MONA LISA
Questions to arouse interest. What is this woman doing? Where do you think she is sitting? How is she dressed? How has she arranged her hair? What can you say of her hands? How many think she is smiling? that she is sad? that she is vain and self-conscious, or dreamy and forgetful of self? How many think she is looking at us? beyond us? What is there mysterious about her expression? Why do you think no one is able to understand it?
Original Picture: Louvre Gallery, Paris.
Artist: Leonardo da Vinci (lā´ō när´dō dä vēn´chē).
Birthplace: Vinci, Italy.
Dates: Born, 1452; died, 1519.
The story of the picture. When the artist, Leonardo da Vinci, was a boy he liked nothing better than to model in clay. Although he modeled many figures in action, his chief delight was to model heads of smiling women and children. His boyhood was such a happy one, and he was so well liked, that even people with the most severe features relaxed them in a smile when he appeared.
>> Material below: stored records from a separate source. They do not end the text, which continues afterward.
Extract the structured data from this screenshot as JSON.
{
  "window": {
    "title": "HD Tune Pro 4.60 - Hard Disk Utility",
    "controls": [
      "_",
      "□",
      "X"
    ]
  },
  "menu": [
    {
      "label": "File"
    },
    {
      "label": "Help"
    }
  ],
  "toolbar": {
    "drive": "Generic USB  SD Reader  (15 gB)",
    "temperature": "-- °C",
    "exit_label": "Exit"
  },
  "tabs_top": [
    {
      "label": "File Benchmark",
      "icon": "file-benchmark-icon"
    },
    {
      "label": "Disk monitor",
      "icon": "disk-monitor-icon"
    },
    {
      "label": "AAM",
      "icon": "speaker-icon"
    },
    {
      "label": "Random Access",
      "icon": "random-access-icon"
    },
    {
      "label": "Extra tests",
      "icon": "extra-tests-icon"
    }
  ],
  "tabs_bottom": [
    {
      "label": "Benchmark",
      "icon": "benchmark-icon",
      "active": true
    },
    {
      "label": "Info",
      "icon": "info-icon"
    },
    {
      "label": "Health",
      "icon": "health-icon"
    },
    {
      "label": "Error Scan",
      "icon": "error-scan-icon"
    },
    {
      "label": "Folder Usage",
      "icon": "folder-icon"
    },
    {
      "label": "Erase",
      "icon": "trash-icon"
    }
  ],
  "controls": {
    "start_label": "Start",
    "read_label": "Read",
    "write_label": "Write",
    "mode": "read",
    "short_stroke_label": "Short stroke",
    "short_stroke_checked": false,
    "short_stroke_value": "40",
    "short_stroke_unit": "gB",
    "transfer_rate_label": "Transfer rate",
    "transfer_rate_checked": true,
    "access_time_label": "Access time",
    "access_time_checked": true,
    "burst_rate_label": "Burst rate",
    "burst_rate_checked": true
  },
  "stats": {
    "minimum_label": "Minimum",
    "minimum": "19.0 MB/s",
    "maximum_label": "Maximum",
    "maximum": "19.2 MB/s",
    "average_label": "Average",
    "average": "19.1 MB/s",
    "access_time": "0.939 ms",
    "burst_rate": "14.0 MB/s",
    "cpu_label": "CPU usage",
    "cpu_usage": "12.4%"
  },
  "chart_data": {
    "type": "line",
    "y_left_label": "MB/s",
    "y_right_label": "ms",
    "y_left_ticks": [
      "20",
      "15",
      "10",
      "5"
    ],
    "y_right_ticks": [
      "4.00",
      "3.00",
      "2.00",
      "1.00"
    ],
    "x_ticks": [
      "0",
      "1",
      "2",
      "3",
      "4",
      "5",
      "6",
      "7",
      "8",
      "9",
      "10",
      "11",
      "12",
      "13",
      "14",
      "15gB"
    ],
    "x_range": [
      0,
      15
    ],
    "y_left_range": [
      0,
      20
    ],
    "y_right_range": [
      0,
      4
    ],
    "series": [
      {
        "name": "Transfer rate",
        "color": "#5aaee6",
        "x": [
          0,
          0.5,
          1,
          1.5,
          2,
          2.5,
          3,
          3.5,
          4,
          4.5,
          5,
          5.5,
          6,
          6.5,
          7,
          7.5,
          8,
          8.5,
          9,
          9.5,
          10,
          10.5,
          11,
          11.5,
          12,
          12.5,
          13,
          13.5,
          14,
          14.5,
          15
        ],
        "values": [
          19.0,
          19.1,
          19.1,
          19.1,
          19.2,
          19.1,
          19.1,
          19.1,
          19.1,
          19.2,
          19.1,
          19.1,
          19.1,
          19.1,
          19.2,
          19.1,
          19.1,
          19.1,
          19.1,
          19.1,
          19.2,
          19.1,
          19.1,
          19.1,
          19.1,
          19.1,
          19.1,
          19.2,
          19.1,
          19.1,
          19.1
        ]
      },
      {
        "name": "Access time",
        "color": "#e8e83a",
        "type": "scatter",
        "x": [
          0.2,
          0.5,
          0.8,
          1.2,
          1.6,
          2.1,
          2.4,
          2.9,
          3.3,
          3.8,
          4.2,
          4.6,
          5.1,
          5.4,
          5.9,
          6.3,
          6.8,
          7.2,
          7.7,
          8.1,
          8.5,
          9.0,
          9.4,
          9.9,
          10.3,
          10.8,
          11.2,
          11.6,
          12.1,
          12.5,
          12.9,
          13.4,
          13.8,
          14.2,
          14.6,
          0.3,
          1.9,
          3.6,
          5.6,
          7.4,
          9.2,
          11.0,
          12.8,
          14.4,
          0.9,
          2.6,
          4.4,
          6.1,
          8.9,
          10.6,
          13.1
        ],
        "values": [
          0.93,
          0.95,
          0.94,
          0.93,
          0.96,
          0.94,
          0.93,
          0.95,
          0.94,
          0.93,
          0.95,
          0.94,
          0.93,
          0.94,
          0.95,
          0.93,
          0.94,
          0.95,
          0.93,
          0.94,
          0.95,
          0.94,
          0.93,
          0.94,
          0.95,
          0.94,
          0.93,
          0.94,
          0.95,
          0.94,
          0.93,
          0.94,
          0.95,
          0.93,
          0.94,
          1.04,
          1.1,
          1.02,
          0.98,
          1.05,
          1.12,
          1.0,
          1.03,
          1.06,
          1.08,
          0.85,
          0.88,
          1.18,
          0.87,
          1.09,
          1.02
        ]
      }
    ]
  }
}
If they did not, he quickly made a sketch so comical in expression that they could not fail to be amused.
After he grew to manhood he had a very dear friend named Francesco del Gioconda, who asked him to paint a portrait of his wife, Mona Lisa, or La Gioconda, as the picture is often called. Leonardo wished to make this something more than a mere likeness. He wished it to show the character and soul of the woman herself. It proved to be a most difficult task, for after four years the portrait was put aside as unfinished.
Many critics claim that he intended to paint a face that no one could understand; others claim that the lady’s moods were so changeable and her expressions so various that he tried to paint them all in one. The picture remains a mystery which no one seems to understand, yet like all mysteries it is fascinating and our interest in it grows stronger the longer we study it.
Many do not care for it at first, especially those who see it without its beautiful coloring, but few fail to find it interesting if they but linger long enough.